Professor Fox and others cite community policing, after-school and summer-jobs programs, and other grass-roots efforts that can make a big difference in getting young people off the streets.

And they wonder if the most recent increase is a signal that small cities, rather than being complacent, need to start taking the sort of initiatives that have helped places like New York and Chicago make big inroads in their murder rates.

"The smaller cities felt immune from what they regarded as big-city problems and never put in place these kind of programs," says Jack Levin, head of the Brudnick Center on Violence at Northeastern University. "They're playing catch-up now."
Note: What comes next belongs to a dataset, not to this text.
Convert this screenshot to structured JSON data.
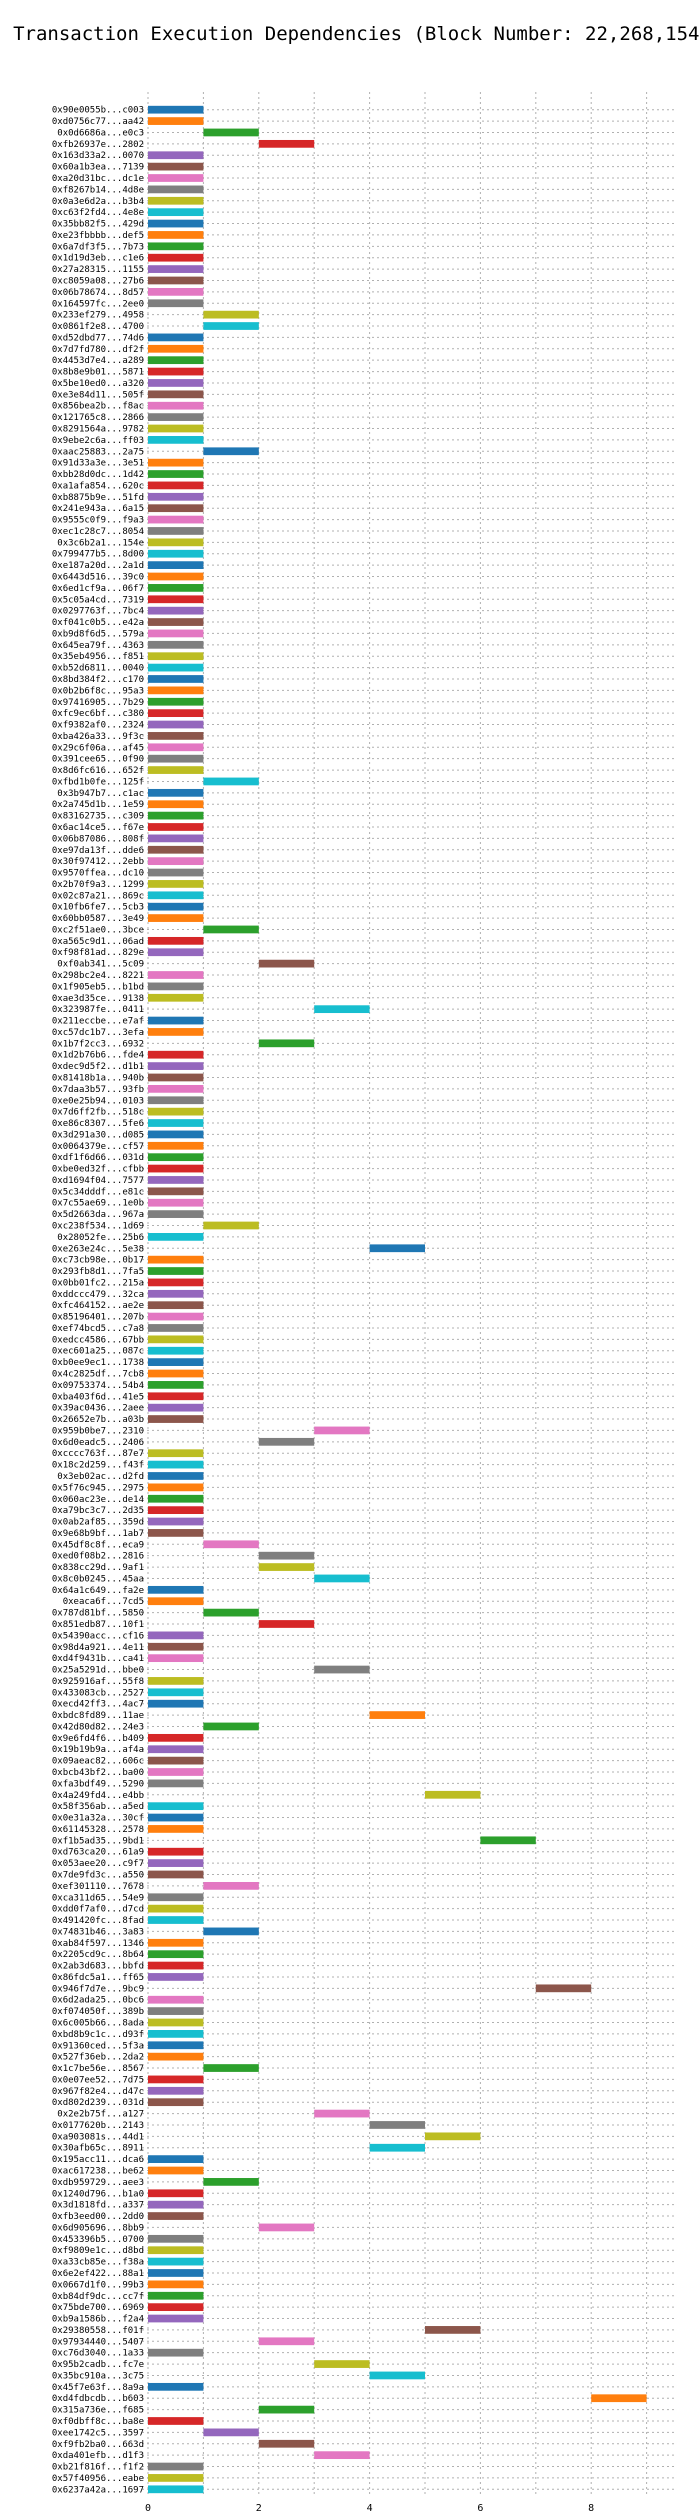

For those cities that saw big jumps in murders last year, figuring out the reasons can be a challenge.

"I wish there was something we could put our finger on and go attack it," says Keith Bridges, public affairs manager for the Charlotte-Mecklenburg Police Department in North Carolina. The area had seen steady years of decline in murders before last year's jump from 60 to 85. He attributes the increase in part to the Charlotte area's growing population.

In January, police there initiated a 70-member street-crimes task force, making numerous arrests of violent criminals and pulling hundreds of guns off the streets. Every week, the task force picks a "hot spot" to focus on.

"We are hoping that that is going to make a difference," says Mr. Bridges.

Police in Kansas City, Mo., created a task force to see if there were any common threads among last year's murders – 127, compared to 94 the year before. (The department's numbers are higher than the FBI's.) The department's budget hasn't changed, and police didn't think the increase was due to gangs, which are not well organized in the city.

Police found that 85 percent of the victims last year had some sort of criminal record – a higher portion than is typical – and that the use of guns in homicides is up (105 of the homicides were shootings). In response, they doubled the number of detectives assigned to investigate assaults.

"We want to stop it before they become homicides," says Capt. Rich Lockhart, a spokesman for the police department. "Shooting is a homicide with bad aim."

So far this year, murders in Kansas City are down 28 percent compared to the same period last year.

One of the more disturbing signs that local police departments are noticing is an increase in the number of crimes occurring over small disputes.

"Drug [problems] have been reduced from the '90s," says Joe Mokwa, the chief of police in St. Louis, but perpetrators "are more likely to shoot one another over something that a decade ago might not have resulted in" a shooting.

St. Louis saw a 16 percent increase in murders, to 131, after a decline in the early part of this decade.